Nintendo mostra novo fôlego com o Switch

Apesar do bom início do Switch, é cedo para apostar em ver a Nintendo de volta ao Brasil


Foto: divulgação
O grande truque do Nintendo Switch é ser duas coisas ao mesmo tempo: um videogame que pode ser jogado em casa e na rua, ao gosto do jogador, que pode escolher a melhor configuração dos controles e da tela

Um ano pode mudar muita coisa no mundo dos games: se na E3 de 2016 a Nintendo teve uma presença discreta, destacando apenas o novo game da série Zelda, na E3 deste ano a empresa mostrou que “daqui para a frente, tudo vai ser diferente”. Em uma apresentação curta, de 25 minutos, a empresa exibiu mais de dez jogos para o Switch, seu videogame atual. Entre eles, há títulos clássicos da companhia, como Mario, Pokémon, Yoshi e Metroid, prontos para convencer o consumidor de que o novo videogame da empresa é o melhor presente de Natal de 2017.

“A Nintendo abriu a variedade de jogos e soube usar as grandes marcas que eles têm, como Mario e Pokémon”, avalia Guilherme Camargo, professor da ESPM. Lançado em março, o Switch é um videogame híbrido: ele pode ser jogado em casa, mas também na rua. Seu controle pode ser dividido ao meio para que dois jogadores joguem juntos. “Enquanto a Sony e a Microsoft olham para o público fanático por games e apostam em gráficos, a Nintendo se destaca em novas formas de interagir com o jogador”, explica Arthur Protasio, roteirista da produtora de games Fableware. “Quando a indústria diz ‘zig’, nós dizemos ‘zag’. Queremos trazer diversão”, explicou Reggie Fils-Aime, presidente da Nintendo of America, ao site Glixel, na E3.

A receita parece ter dado certo: em seu primeiro mês no mercado, o Switch vendeu cerca de 3 milhões de unidades. Nos EUA, onde é vendido a US$ 399, lojas online e o varejo tradicional têm dificuldade de manter o estoque do produto por causa da demanda dos jogadores. O cenário é completamente diferente do Wii U, antecessor do Switch, que vendeu 14 milhões de unidades em quatro anos no mercado, e sofreu com a baixa adesão de jogadores e de parceiros.
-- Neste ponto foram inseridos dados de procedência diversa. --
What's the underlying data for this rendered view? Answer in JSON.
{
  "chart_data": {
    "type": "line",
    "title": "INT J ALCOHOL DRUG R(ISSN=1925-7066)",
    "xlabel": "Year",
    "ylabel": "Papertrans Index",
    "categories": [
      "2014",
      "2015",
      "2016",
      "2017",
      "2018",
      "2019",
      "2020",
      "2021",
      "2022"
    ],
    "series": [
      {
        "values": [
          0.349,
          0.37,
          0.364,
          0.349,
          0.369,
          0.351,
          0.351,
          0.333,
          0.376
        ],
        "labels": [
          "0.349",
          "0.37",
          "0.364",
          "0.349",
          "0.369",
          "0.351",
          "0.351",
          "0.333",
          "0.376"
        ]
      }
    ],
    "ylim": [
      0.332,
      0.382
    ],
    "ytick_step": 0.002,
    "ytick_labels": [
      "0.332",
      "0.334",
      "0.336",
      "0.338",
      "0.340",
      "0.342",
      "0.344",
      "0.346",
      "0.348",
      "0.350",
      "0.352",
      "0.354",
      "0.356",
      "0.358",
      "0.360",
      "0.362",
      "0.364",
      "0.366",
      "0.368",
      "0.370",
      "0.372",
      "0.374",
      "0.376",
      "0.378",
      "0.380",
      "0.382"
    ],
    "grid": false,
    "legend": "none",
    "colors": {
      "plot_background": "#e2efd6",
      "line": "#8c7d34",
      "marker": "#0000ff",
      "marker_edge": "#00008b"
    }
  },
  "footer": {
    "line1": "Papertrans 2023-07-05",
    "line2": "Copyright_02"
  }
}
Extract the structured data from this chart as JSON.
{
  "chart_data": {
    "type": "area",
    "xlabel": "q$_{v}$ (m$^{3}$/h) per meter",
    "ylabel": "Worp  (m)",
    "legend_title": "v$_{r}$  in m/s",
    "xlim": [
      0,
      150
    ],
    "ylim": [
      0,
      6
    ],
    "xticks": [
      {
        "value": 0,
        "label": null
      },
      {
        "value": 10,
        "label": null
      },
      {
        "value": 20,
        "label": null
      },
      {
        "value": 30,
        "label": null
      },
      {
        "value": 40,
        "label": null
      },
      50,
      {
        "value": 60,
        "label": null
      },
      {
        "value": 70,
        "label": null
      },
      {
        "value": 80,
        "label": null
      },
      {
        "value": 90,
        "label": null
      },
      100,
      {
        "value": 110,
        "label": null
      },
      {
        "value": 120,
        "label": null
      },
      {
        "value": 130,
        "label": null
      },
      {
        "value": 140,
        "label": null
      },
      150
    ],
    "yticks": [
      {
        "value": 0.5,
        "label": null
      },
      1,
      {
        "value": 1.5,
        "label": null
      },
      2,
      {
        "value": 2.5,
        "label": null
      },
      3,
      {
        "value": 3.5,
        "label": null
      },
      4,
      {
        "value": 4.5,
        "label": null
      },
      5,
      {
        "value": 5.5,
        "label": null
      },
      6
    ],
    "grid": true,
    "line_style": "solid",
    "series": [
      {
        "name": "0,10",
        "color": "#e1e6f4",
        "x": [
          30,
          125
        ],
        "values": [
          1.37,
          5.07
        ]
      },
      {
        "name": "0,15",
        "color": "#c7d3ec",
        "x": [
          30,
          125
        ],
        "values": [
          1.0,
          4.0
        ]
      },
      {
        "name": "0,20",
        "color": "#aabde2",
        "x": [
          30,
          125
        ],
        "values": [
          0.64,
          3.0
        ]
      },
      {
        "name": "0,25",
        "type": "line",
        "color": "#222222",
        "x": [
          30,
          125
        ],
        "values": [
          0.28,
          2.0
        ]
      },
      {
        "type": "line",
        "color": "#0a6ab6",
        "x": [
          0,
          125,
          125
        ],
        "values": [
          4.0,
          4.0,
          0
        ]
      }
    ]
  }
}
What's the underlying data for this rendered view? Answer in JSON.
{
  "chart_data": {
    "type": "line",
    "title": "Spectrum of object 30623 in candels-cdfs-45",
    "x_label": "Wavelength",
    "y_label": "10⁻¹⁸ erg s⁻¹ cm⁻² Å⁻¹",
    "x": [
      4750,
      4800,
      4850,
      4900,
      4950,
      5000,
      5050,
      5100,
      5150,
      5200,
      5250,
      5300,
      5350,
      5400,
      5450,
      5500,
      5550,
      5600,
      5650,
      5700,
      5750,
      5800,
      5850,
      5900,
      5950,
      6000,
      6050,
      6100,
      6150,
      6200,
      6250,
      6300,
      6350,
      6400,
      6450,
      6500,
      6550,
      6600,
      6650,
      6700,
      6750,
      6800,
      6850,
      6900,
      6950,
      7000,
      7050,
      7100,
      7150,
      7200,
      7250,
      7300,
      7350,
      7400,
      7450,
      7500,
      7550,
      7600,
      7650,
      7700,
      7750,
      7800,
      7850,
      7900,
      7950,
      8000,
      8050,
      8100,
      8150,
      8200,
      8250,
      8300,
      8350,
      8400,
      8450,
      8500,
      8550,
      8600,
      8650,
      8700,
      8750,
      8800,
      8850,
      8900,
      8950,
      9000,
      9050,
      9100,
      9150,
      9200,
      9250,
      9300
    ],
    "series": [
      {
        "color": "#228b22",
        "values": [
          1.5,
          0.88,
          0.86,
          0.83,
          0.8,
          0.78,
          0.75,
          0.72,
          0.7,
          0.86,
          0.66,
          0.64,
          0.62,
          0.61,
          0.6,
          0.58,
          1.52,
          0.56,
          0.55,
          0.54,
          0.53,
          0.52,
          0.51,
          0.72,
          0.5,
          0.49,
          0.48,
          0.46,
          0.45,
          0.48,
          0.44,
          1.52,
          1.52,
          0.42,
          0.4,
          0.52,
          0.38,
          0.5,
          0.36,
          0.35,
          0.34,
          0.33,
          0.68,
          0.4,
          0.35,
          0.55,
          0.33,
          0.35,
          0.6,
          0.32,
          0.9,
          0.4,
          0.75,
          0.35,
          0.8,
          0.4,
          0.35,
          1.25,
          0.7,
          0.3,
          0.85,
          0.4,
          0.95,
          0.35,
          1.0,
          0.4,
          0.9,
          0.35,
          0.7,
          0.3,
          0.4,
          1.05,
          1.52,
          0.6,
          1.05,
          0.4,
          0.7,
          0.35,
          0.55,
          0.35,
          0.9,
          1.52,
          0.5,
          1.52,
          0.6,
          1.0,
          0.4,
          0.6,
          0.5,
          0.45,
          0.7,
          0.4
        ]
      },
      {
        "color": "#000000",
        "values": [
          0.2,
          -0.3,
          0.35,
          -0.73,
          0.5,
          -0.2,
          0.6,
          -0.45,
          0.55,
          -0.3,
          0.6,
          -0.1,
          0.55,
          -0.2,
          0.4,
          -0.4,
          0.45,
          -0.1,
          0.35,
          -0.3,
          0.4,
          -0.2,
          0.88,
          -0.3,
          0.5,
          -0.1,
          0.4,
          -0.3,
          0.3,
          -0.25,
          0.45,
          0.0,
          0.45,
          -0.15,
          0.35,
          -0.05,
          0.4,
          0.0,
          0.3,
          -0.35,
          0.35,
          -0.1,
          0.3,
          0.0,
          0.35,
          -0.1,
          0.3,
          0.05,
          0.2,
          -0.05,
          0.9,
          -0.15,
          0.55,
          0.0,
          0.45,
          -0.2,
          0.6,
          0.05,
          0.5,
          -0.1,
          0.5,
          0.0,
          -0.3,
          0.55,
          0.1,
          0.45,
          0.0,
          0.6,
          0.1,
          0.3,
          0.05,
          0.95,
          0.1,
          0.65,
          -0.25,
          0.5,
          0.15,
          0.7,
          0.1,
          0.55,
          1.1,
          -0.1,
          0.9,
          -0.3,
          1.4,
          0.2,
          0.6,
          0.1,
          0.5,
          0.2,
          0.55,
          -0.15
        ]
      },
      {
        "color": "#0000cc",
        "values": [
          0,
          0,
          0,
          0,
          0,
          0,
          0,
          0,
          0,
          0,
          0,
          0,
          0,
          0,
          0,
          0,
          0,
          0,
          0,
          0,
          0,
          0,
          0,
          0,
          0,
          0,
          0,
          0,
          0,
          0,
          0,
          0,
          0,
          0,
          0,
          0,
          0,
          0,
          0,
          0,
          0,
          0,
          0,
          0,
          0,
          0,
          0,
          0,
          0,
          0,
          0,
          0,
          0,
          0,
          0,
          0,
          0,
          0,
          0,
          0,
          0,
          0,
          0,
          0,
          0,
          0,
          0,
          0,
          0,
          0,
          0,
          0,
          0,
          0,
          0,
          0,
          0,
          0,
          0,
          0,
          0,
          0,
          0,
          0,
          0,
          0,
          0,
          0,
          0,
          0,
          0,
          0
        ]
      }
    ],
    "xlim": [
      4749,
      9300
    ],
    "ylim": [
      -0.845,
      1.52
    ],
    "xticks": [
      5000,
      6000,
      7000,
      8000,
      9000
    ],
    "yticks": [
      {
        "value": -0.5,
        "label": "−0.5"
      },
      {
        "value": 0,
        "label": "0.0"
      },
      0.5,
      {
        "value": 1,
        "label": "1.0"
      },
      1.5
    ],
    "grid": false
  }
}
Agora, é diferente: EA, Bethesda e Ubisoft terão jogos para o Switch até o final deste ano.

Para André Pase, professor da PUC-RS, com os anúncios feitos pela japonesa nesta E3, a Nintendo mostra que está de volta à briga. “Ela não disputa mercado com Sony e Microsoft, mas corre por fora”, avalia.

Apesar do bom início do Switch, é cedo para apostar em ver a Nintendo de volta ao Brasil – a empresa abandonou sua operação local no início de 2015, no auge da crise do Wii U. Na E3, a empresa disse não ter planos de retornar ao País.

Versátil e ‘pop’

O grande truque do Nintendo Switch é ser duas coisas ao mesmo tempo: um videogame que pode ser jogado em casa e na rua, ao gosto do jogador, que pode escolher a melhor configuração dos controles e da tela.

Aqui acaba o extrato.